Alienating Our Chinese Creditor

In almost his first act of foreign policy through the revolving door of 10 Downing Street, Prime Minister Rishi Sunak spoke with President Joe Biden and agreed 'to counter China's malign influence' as Downing Street phrased it. Maybe Rishi has forgotten how UK gilts have been selling off strongly all year, especially among foreigners? Does he want to make the gilts crisis even worse, before he's even announced his own unfunded tax cuts for billionaires?

The Bloomberg chart above (source) shows Chinese bonds outperforming US Treasuries and UK gilts this year. Maybe UK should manage our finances better rather than flip-flop on rash policies and antagonise our creditor?
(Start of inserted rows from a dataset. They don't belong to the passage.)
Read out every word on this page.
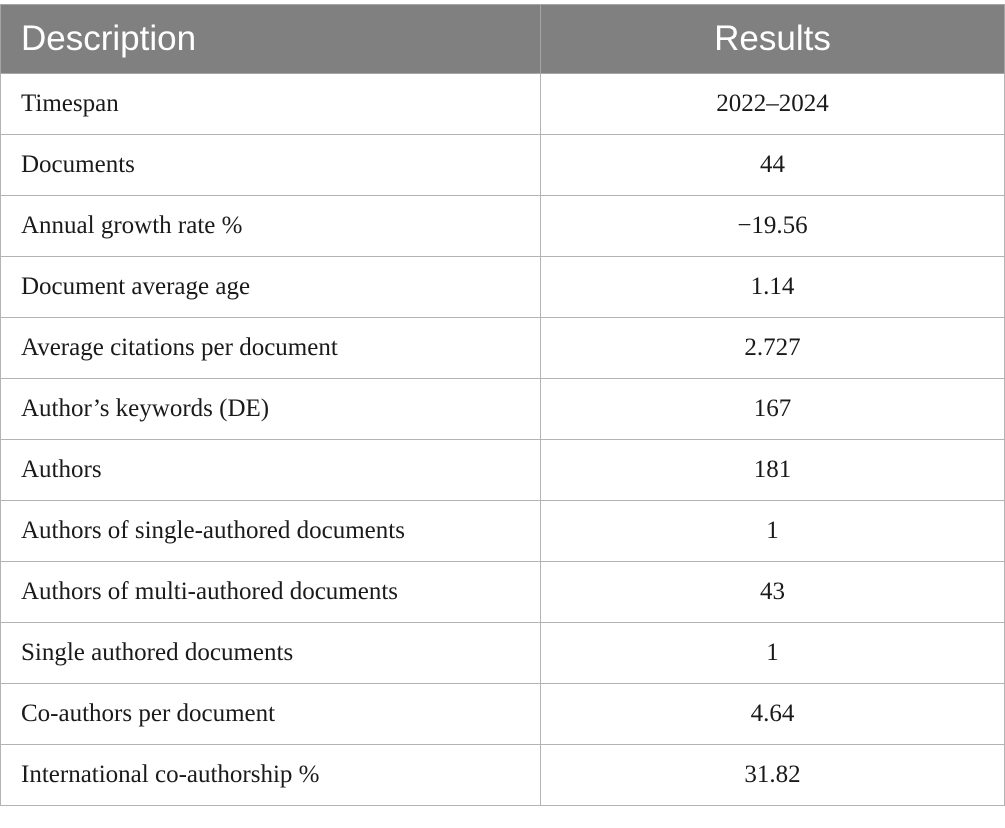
Description	Results
Timespan	2022–2024
Documents	44
Annual growth rate %	−19.56
Document average age	1.14
Average citations per document	2.727
Author’s keywords (DE)	167
Authors	181
Authors of single-authored documents	1
Authors of multi-authored documents	43
Single authored documents	1
Co-authors per document	4.64
International co-authorship %	31.82
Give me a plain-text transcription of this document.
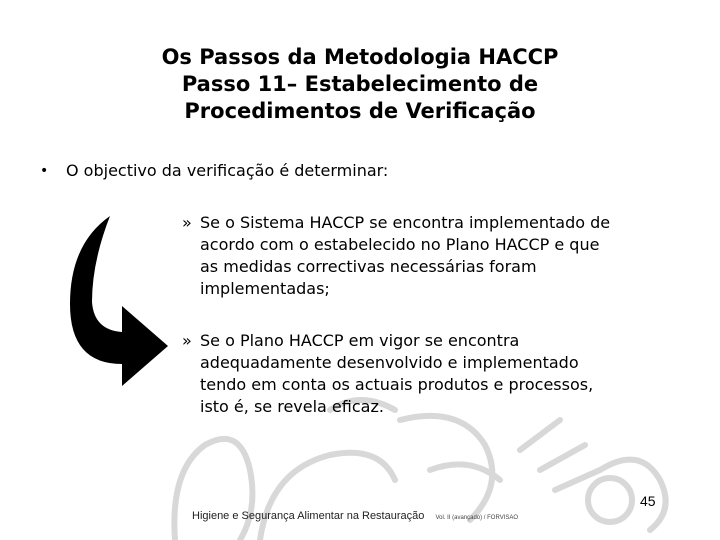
Os Passos da Metodologia HACCP
Passo 11– Estabelecimento de
Procedimentos de Verificação
• O objectivo da verificação é determinar:
» Se o Sistema HACCP se encontra implementado de
acordo com o estabelecido no Plano HACCP e que
as medidas correctivas necessárias foram
implementadas;
» Se o Plano HACCP em vigor se encontra
adequadamente desenvolvido e implementado
tendo em conta os actuais produtos e processos,
isto é, se revela eficaz.
45
Higiene e Segurança Alimentar na Restauração Vol. II (avançado) / FORVISAO
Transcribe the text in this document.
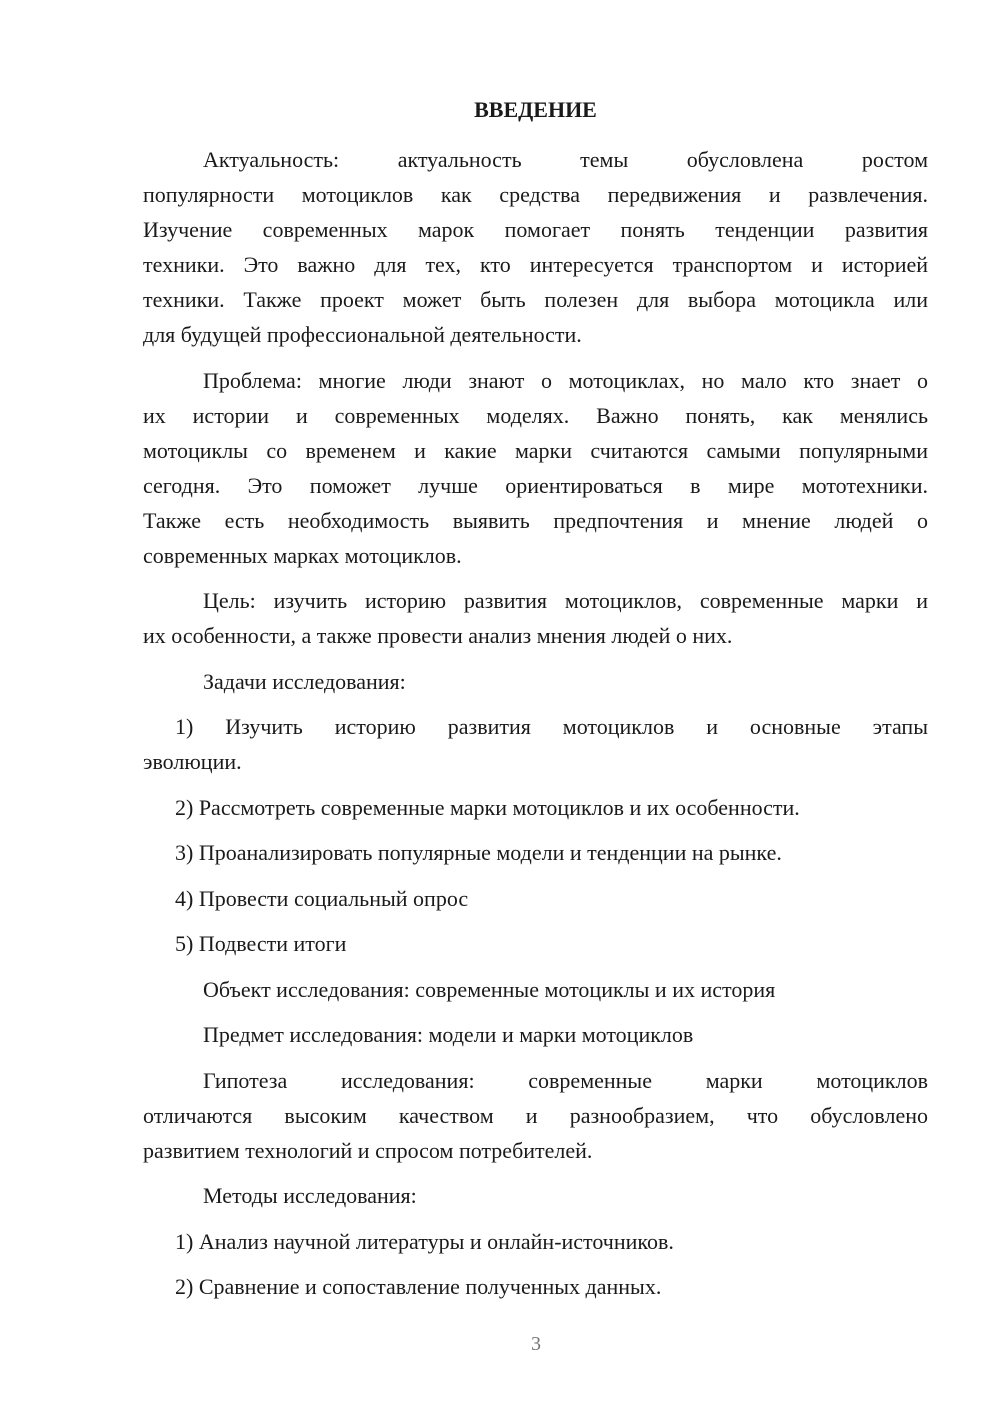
ВВЕДЕНИЕ
Актуальность: актуальность темы обусловлена ростом
популярности мотоциклов как средства передвижения и развлечения.
Изучение современных марок помогает понять тенденции развития
техники. Это важно для тех, кто интересуется транспортом и историей
техники. Также проект может быть полезен для выбора мотоцикла или
для будущей профессиональной деятельности.
Проблема: многие люди знают о мотоциклах, но мало кто знает о
их истории и современных моделях. Важно понять, как менялись
мотоциклы со временем и какие марки считаются самыми популярными
сегодня. Это поможет лучше ориентироваться в мире мототехники.
Также есть необходимость выявить предпочтения и мнение людей о
современных марках мотоциклов.
Цель: изучить историю развития мотоциклов, современные марки и
их особенности, а также провести анализ мнения людей о них.
Задачи исследования:
1) Изучить историю развития мотоциклов и основные этапы
эволюции.
2) Рассмотреть современные марки мотоциклов и их особенности.
3) Проанализировать популярные модели и тенденции на рынке.
4) Провести социальный опрос
5) Подвести итоги
Объект исследования: современные мотоциклы и их история
Предмет исследования: модели и марки мотоциклов
Гипотеза исследования: современные марки мотоциклов
отличаются высоким качеством и разнообразием, что обусловлено
развитием технологий и спросом потребителей.
Методы исследования:
1) Анализ научной литературы и онлайн-источников.
2) Сравнение и сопоставление полученных данных.
3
China has more than USD 3.2 trillion in official reserves. China is the world's largest official creditor. 

We can't see exactly how much of those reserves are in UK gilts, but it won't be insignificant. About 25% of gilts are owned by foreign creditors, equal to about 28% of UK GDP.

Telling your creditor that you want to come to his neighbourhood, point rifles at his family, cause tensions with the neighbours, tell him how to run his house, and make him poorer isn't a good way to encourage further credit. He might decide he doesn't want to finance your ships, guns, fiscal deficits, and trade deficits.

The DMO doesn't make its data public, but the US Treasury does publish monthly data on who owns US Treasuries. That's a reasonable proxy for the UK, although demand for UK debt will be much lower because of Brexit alienating EU investors, currency instability in Sterling (GBPUSD down from 1.4 in January to 1.12 now), poor liquidity in size, and record political instability as the Tory party undemocratically selects leader after leader while the world watches in despair.

Foreign official holdings of US Treasuries are down more than USD 300 billion to August 2022, selling off very strongly after sanctions against Russia in February. Chinese total holdings of US Treasuries have dropped USD 76 billion to USD 971 billion in August 2022, year on year, almost 8 percent. That is a big move. Chinese state-owned banks sold  more dollars this week to stabilise the yuan against a surging dollar, so the sell off intensifies.

It is reasonable to expect the Chinese selling of UK gilts will be worse as there is no reason to hold negative yielding and depreciating gilts as a store of value, for liquidity, or for exchange rate stability.

Contrast PM Sunak with Chancellor Scholtz of Germany, who has rejected US and EU bullying, and even his own cabinet, to allow the Chinese company Cosco to take a 24.8% stake in the port of Hamburg, a rare act of win-win diplomacy.

I had hopes that Sunak with a City background would take a more measured approach to UK's foreign affairs and revert to the policy of promoting 'global Britain'. After just one day the new PM has disappointed. I feel sorry for the DMO and Bank of England. More gilts and sterling instability lies ahead.